At the end of this week’s parsha, after the sin of the Miraglim, the Torah introduces us to the mitzvah of tzitzis. Why does the Torah introduce us to the mitzvah of tzitzis specifically at this point? Is there any connection between tzitzis and the sin of the Miraglim? To understand the connection, we must first recall an important principle.
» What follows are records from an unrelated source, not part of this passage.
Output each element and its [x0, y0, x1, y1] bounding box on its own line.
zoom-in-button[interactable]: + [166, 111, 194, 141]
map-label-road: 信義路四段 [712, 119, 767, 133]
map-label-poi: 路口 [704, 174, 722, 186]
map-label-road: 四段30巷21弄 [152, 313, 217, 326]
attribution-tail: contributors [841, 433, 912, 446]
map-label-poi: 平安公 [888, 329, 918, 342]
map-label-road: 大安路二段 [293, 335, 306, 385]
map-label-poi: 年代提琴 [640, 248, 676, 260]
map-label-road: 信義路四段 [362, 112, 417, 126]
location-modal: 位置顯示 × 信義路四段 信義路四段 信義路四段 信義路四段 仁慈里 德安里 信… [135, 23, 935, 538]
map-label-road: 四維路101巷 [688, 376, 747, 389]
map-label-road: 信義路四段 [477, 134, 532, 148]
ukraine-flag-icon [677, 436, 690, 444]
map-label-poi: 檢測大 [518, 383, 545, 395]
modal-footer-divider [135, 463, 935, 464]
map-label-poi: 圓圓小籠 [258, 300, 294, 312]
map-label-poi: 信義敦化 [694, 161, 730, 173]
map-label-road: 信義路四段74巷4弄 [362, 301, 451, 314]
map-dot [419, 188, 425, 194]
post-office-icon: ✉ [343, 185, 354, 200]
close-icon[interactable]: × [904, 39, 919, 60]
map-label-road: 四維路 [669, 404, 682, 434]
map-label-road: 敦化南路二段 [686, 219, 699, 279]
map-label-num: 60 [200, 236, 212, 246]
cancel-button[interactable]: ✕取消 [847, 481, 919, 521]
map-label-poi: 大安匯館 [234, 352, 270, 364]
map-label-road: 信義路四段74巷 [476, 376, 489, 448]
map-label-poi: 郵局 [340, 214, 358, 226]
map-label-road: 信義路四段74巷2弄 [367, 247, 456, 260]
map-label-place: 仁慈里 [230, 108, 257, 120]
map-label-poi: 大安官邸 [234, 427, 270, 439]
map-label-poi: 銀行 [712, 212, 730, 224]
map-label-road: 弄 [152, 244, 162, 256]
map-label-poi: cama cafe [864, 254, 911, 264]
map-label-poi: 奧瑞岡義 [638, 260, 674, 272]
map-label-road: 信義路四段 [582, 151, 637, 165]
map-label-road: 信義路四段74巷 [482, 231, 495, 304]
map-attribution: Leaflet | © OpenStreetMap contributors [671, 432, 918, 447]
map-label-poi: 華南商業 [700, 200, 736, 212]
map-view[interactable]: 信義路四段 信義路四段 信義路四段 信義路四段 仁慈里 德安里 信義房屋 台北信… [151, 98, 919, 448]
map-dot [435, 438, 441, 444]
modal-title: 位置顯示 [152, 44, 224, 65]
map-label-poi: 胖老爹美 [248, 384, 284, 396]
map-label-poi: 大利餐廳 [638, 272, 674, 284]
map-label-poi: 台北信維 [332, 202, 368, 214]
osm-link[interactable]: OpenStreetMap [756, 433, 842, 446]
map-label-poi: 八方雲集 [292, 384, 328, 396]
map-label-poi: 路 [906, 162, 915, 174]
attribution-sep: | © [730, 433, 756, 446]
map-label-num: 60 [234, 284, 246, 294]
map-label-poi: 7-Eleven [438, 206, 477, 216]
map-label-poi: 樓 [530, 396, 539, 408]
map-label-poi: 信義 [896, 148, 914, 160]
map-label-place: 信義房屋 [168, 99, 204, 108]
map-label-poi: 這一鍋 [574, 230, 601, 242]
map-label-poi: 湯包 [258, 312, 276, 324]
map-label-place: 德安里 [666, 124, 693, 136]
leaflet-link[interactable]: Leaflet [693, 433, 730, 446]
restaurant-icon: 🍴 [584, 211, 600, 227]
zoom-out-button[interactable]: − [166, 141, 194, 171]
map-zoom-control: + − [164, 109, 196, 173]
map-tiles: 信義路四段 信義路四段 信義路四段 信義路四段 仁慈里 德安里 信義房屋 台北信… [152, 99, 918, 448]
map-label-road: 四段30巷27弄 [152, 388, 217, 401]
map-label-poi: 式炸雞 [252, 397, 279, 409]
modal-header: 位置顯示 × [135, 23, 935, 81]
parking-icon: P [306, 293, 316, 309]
The Bent Path and the Straight Path

Imagine you are walking along a straight path. At any point along the path, if you turn around, you can see where you came from. However, say that the path suddenly takes a sharp turn, bending away from its straight course. Now, if you turn around, you can no longer see the starting point of your journey. The same is true of the physical world in which we live. Originally, the physical world loyally and perfectly reflected its spiritual root. When you looked around, you saw and experienced Hashem, and knew that He created the world; it was like looking back down a straight path. However, after Adam sinned, the entire world fell. The world became a bent path, whereby it is no longer clear where we came from.

The Secret of Tzitzis

This is the secret behind Tzitzis. The Miraglim bent the straight path, refusing to connect the physical world to Hashem, refusing to see past the physical surface. Tzitzis are only required on a cornered garment. It is only when the garment ends, and begins to bend, that are obligated to put tzitzis on those corners. The straight lines of the tzitzis straighten the bent path of the garment. Thus, the tzitzis represent our ability to source ourselves back to Hashem, even on a bent path. The many details of tzitzis beautifully reflect this idea. We wear ticheiles, strings dyed a beautiful ocean blue color, to trace ourselves back to sea, then to the heavens, then to the kisei ha’kavod (Hashem’s throne), and ultimately to Hashem Himself. The gematria of tzitzis is 600, and when you add the eight strings and the five knots you get 613, corresponding to the 613 mitzvos that we use to connect ourselves to Hashem.

The Potential of Sight

We all have our own unique paradigms, the way we see ourselves, experience the world around us, and think of Hashem. The goal of life is to embark on a genuine journey of paradigm shifting. We all have the superpower called choice- we get to choose how we perceive reality and the meaning we give to our experiences. Many of us have sight, but only a few among us truly see. May we be inspired to continuously expand our horizons, revolutionize and reconstruct our set paradigms, and build deeper eyes through which we see the world.